The solution is now this: We copy the content of the theme’s page.php into the 404.php. Hmm, so far so good, but the user doesn’t seet the content of our finely crafted 404-page, since we still have to tell WordPress which page’s contennt should be displayed. Since the URL doesn’t exists WordPress can’t find the correct page. Since WordPress is built in such a way that it doesn’t holds the ID of the page to display in an always available variable, but computes the content to display in it’s “magic” loop – at WordPress you will always hear coders talk about “THE LOOP” – we have to find a way to manipulate this loop, or, like in this solution, to replace it.
For this we have to find the loop in the copied php-code from the page.php. That’s usually not very difficult. “THE LOOP” usually looks like this, even though it might look a bit different.
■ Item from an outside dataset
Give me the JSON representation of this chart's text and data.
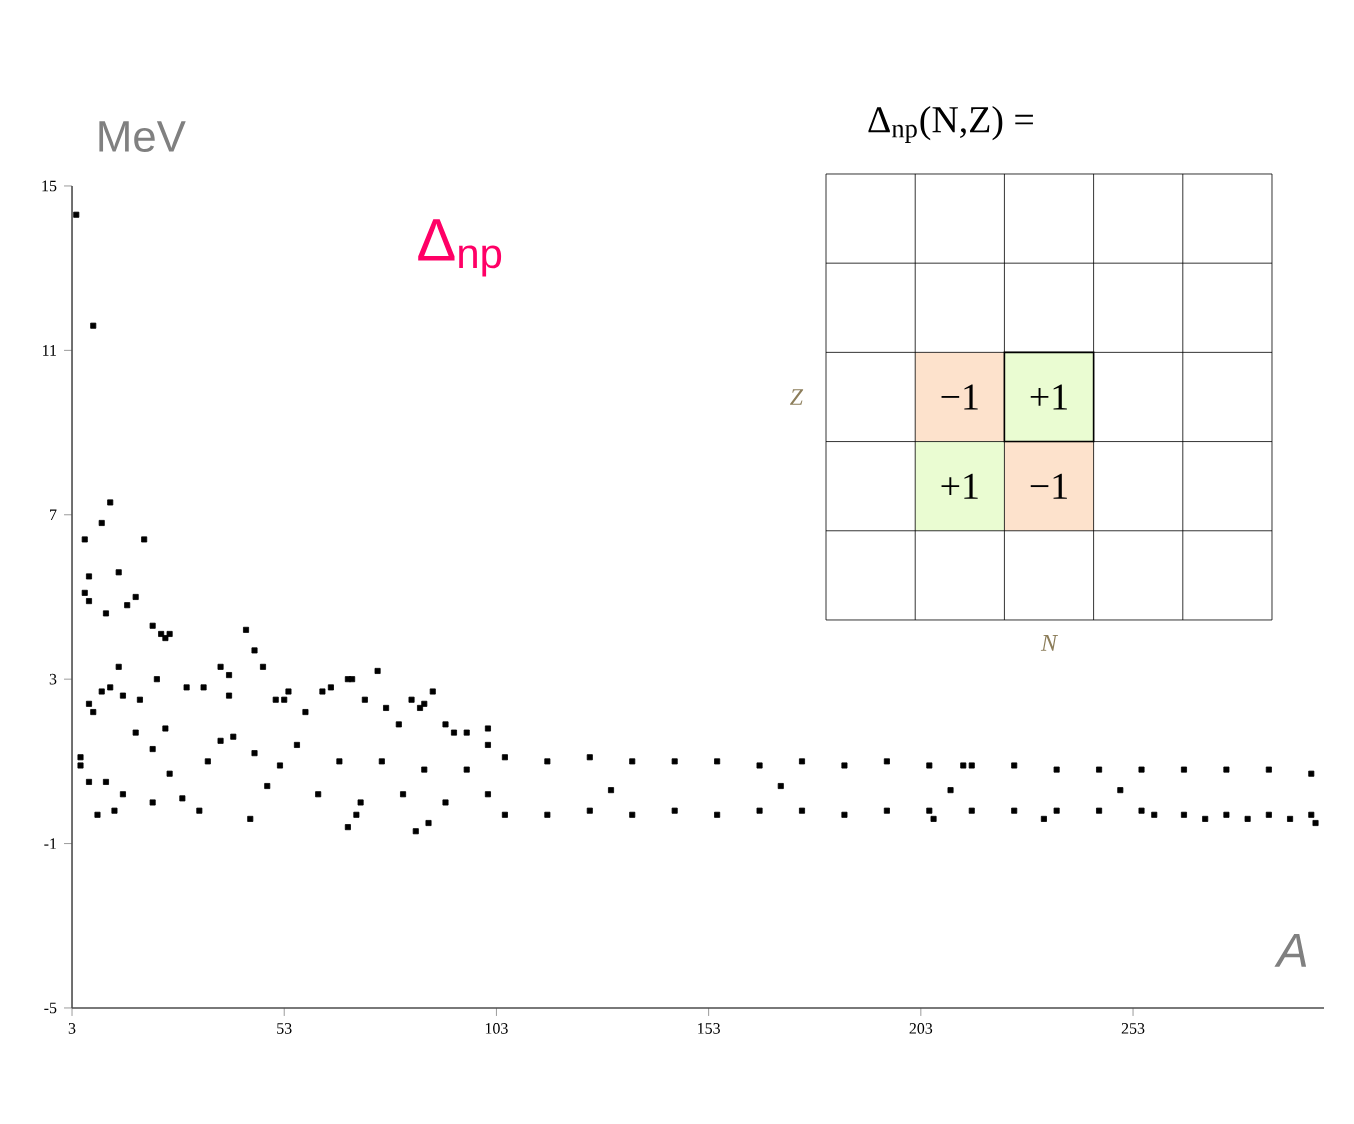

This is the standard look of the loop:
while ( have_posts() ) : the_post();
or like this:
if ( have_posts()) : while ( have_posts() ) : the_post();
but often just like this – especially, if you know, that you just want to show a single post or page:
if ( have_posts()) : the_post();
Well, exactly this code we have to replace now with our own loop. For that we have to create our own loop. And then we’ll elegantly include the ID of the page we want to display in this loop:
$the404loop = new WP_Query('page_id='.ot_get_option("ic_404_page"));
In this example the theme provides the possibility to define a page as the 404-page via the theme-options, and with the theme-own function call
we’ll retrieve the ID of that page.
Now we just have to replace the original-loop with our own, i.e.:
// if ( have_posts()) : the_post(); if($the404loop->have_posts()) : $the404page->the_post();
in the example above we didn’t delete or overwrite the original loop but commented it out. So we’ll always know what’s been here originally.
It might be that the theme is also referring to the ID of the page to display in other locations of the code. I.e. by using the function
In these spots we’ll have to replace it with the ID of our 404-page. Either staticly, if the theme doesn’t offer the opportunity to refer to a normal page as it’s 404-page, or like in the example above by a function call, which retrieves the ID from the options.
Now finally WordPress delivers our page and still sends the searchengines’ bots and crawlers the correct HTTP-Header status code “404 Not Found”.